Judges gave the ruling in two cases referred to the court, one from Sweden and one initially brought by the now Brexit secretary, David Davis, when he was a backbench MP, and Tom Watson, Labour’s deputy leader, over the legality of GCHQ’s bulk interception of call records and online messages. Mr Davis withdrew from the case following his appointment as a minister.
Both cases were brought in the wake of the court's Digital Rights Ireland judgment of 2014, when the court declared invalid the directive on the retention of data as in breach of fundamental rights to respect for privacy and the protection of personal data, since the obligation to retain data was not limited to what was strictly necessary. They challenged Swedish and UK legislation reflecting the directive – in the UK, s 1 of the Data Retention and Investigatory Powers Act 2014 – imposing obligations on providers of electronic communications services to retain data relating to those communications.
The UK Government maintained that intercepted communications were a vital part of the fight against terrorism.
In its ruling the court said that while member states could restrict the scope of the obligation to ensure the confidentiality of communications and related traffic data, the exception to the obligation could not become the general rule.
It was settled in the court's case law that protection of the fundamental right to respect for private life required that derogations from the protection of personal data should apply only in so far as was strictly necessary.
In the present cases the retained data, taken as a whole, were liable to allow very precise conclusions to be drawn concerning the private lives of the persons whose data has been retained. Such interference with rights "must therefore be considered to be particularly serious". The fact that the data were retained without the users of electronic communications services being informed was "likely to cause the persons concerned to feel that their private lives are the subject of constant surveillance". Consequently, only the objective of fighting serious crime was capable of justifying such interference.
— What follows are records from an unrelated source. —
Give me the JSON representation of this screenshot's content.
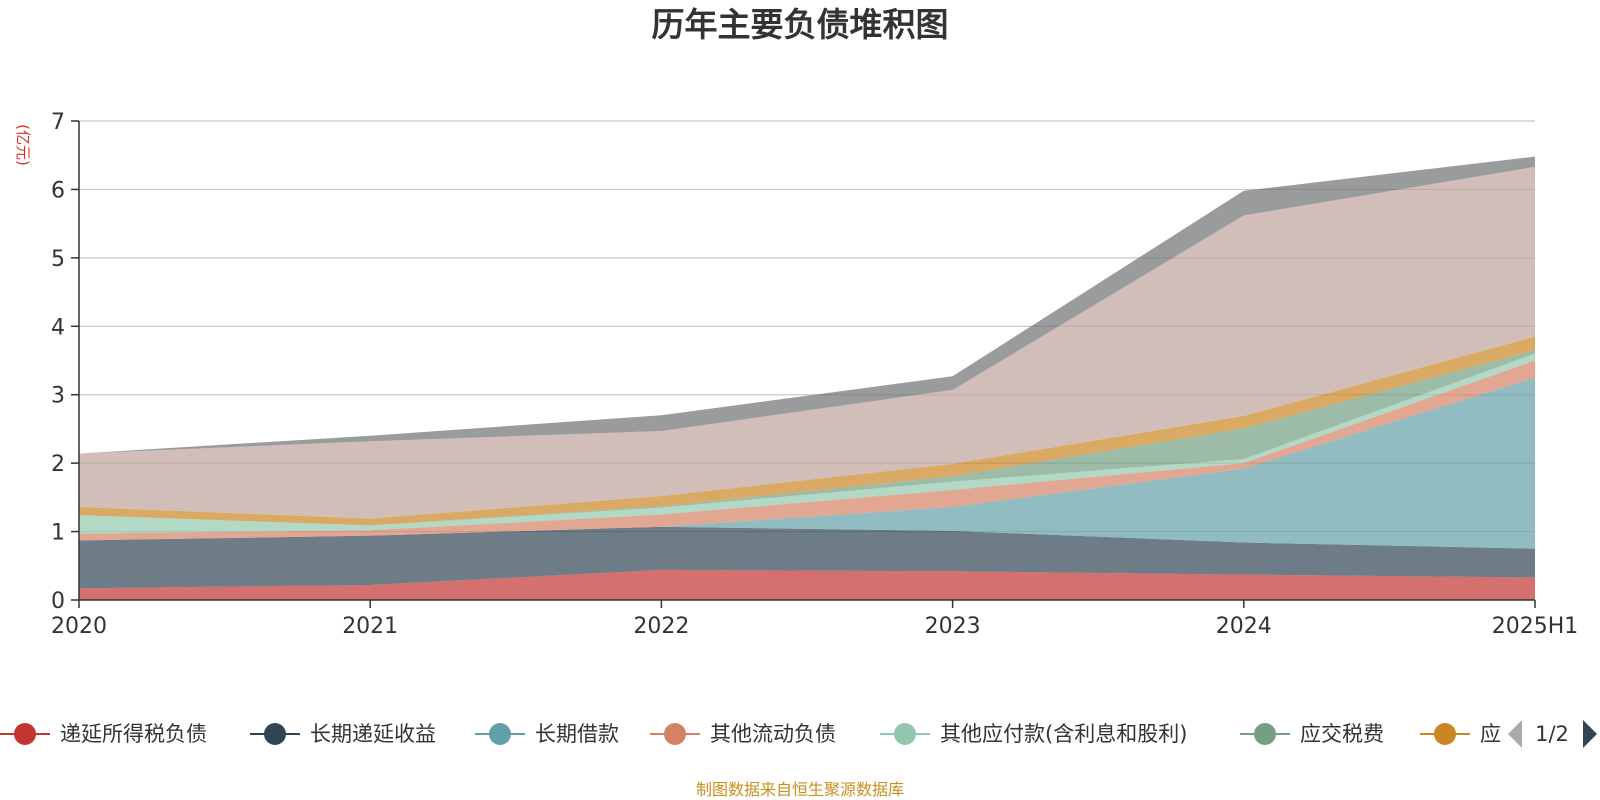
{
  "chart_data": {
    "type": "area",
    "stacked": true,
    "title": "历年主要负债堆积图",
    "unit_label": "(亿元)",
    "categories": [
      "2020",
      "2021",
      "2022",
      "2023",
      "2024",
      "2025H1"
    ],
    "y_ticks": [
      "0",
      "1",
      "2",
      "3",
      "4",
      "5",
      "6",
      "7"
    ],
    "ylim": [
      0,
      7
    ],
    "grid": true,
    "series": [
      {
        "name": "递延所得税负债",
        "color": "#c23531",
        "values": [
          0.17,
          0.22,
          0.44,
          0.42,
          0.37,
          0.33
        ]
      },
      {
        "name": "长期递延收益",
        "color": "#2f4554",
        "values": [
          0.7,
          0.72,
          0.63,
          0.59,
          0.47,
          0.42
        ]
      },
      {
        "name": "长期借款",
        "color": "#61a0a8",
        "values": [
          0.0,
          0.0,
          0.0,
          0.35,
          1.08,
          2.5
        ]
      },
      {
        "name": "其他流动负债",
        "color": "#d48265",
        "values": [
          0.1,
          0.08,
          0.18,
          0.25,
          0.08,
          0.25
        ]
      },
      {
        "name": "其他应付款(含利息和股利)",
        "color": "#91c7ae",
        "values": [
          0.27,
          0.07,
          0.1,
          0.12,
          0.06,
          0.1
        ]
      },
      {
        "name": "应交税费",
        "color": "#749f83",
        "values": [
          0.0,
          0.0,
          0.02,
          0.08,
          0.45,
          0.05
        ]
      },
      {
        "name": "应付账款",
        "color": "#ca8622",
        "values": [
          0.12,
          0.1,
          0.15,
          0.18,
          0.18,
          0.2
        ]
      },
      {
        "name": "",
        "color": "#bda29a",
        "values": [
          0.78,
          1.13,
          0.95,
          1.08,
          2.93,
          2.48
        ]
      },
      {
        "name": "",
        "color": "#6e7074",
        "values": [
          0.0,
          0.08,
          0.23,
          0.2,
          0.36,
          0.15
        ]
      }
    ],
    "legend": {
      "placement": "bottom",
      "visible_labels": [
        "递延所得税负债",
        "长期递延收益",
        "长期借款",
        "其他流动负债",
        "其他应付款(含利息和股利)",
        "应交税费",
        "应"
      ],
      "page": "1/2"
    }
  },
  "footer": {
    "source": "制图数据来自恒生聚源数据库"
  }
}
National legislation could impose a targeted retention of data for the purpose of fighting serious crime, provided the categories of data, the means of communication, the persons concerned and the retention period adopted, were all limited to what is strictly necessary. Any legislation to that effect had to be clear and precise, and provide for sufficient guarantees of the protection of data against risks of misuse.
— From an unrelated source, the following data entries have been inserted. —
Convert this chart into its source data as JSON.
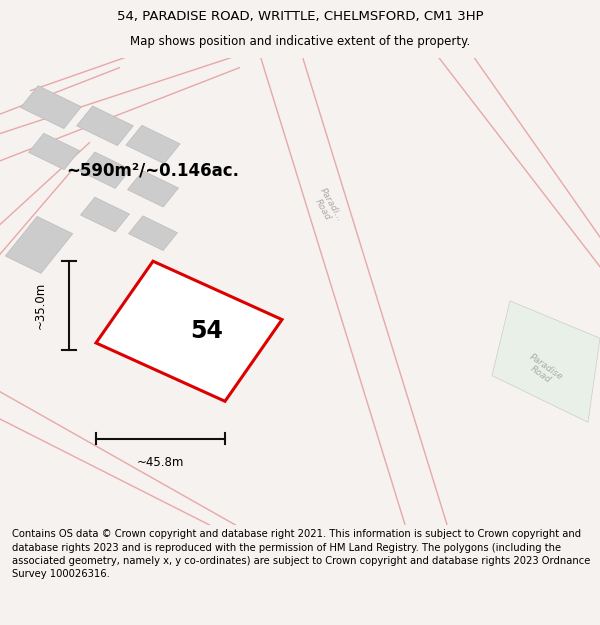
{
  "title_line1": "54, PARADISE ROAD, WRITTLE, CHELMSFORD, CM1 3HP",
  "title_line2": "Map shows position and indicative extent of the property.",
  "footer_text": "Contains OS data © Crown copyright and database right 2021. This information is subject to Crown copyright and database rights 2023 and is reproduced with the permission of HM Land Registry. The polygons (including the associated geometry, namely x, y co-ordinates) are subject to Crown copyright and database rights 2023 Ordnance Survey 100026316.",
  "bg_color": "#f5f2ef",
  "map_bg": "#ffffff",
  "area_label": "~590m²/~0.146ac.",
  "number_label": "54",
  "dim_width": "~45.8m",
  "dim_height": "~35.0m",
  "road_label1": "Paradi...\nRoad",
  "road_label2": "Paradise Road",
  "title_fontsize": 9.5,
  "subtitle_fontsize": 8.5,
  "footer_fontsize": 7.2,
  "road_lines_color": "#e8a8a8",
  "building_color": "#cccccc",
  "building_edge": "#bbbbbb",
  "highlight_color": "#dd0000",
  "dim_line_color": "#111111",
  "road_text_color": "#aaaaaa"
}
It was necessary also to lay down the substantive and procedural conditions governing the access of the competent national authorities to the retained data, based on objective criteria in order to define the circumstances and conditions under which the authorities were to be granted access to the data.
And it was "essential" that access to retained data should, except in cases of urgency, be subject to prior review carried out by either a court or an independent body. In addition, the competent national authorities to whom access to retained data was granted had to notify the persons concerned of that fact.
Following the decision Mr Watson commented: “Most of us can accept that our privacy may occasionally be compromised in the interests of keeping us safe, but no one would consent to giving the police or the Government the power to arbitrarily seize our phone records or emails to use as they see fit. It’s for judges, not ministers, to oversee these powers. I’m pleased the court has upheld the earlier decision of the UK courts.”
Campaigners said the the Government would have to rethink the recently passed "snoopers’ charter" legislation or face a further legal challenge.
A Home Office spokesperson said: “We are disappointed with the judgment from the European Court of Justice and will be considering its potential implications.
“It will now be for the Court of Appeal to determine the case. The Government will be putting forward robust arguments to the Court of Appeal about the strength of our existing regime for communications data retention and access.
“Given the importance of communications data to preventing and detecting crime, we will ensure plans are in place so that the police and other public authorities can continue to acquire such data in a way that is consistent with EU law and our obligation to protect the public.”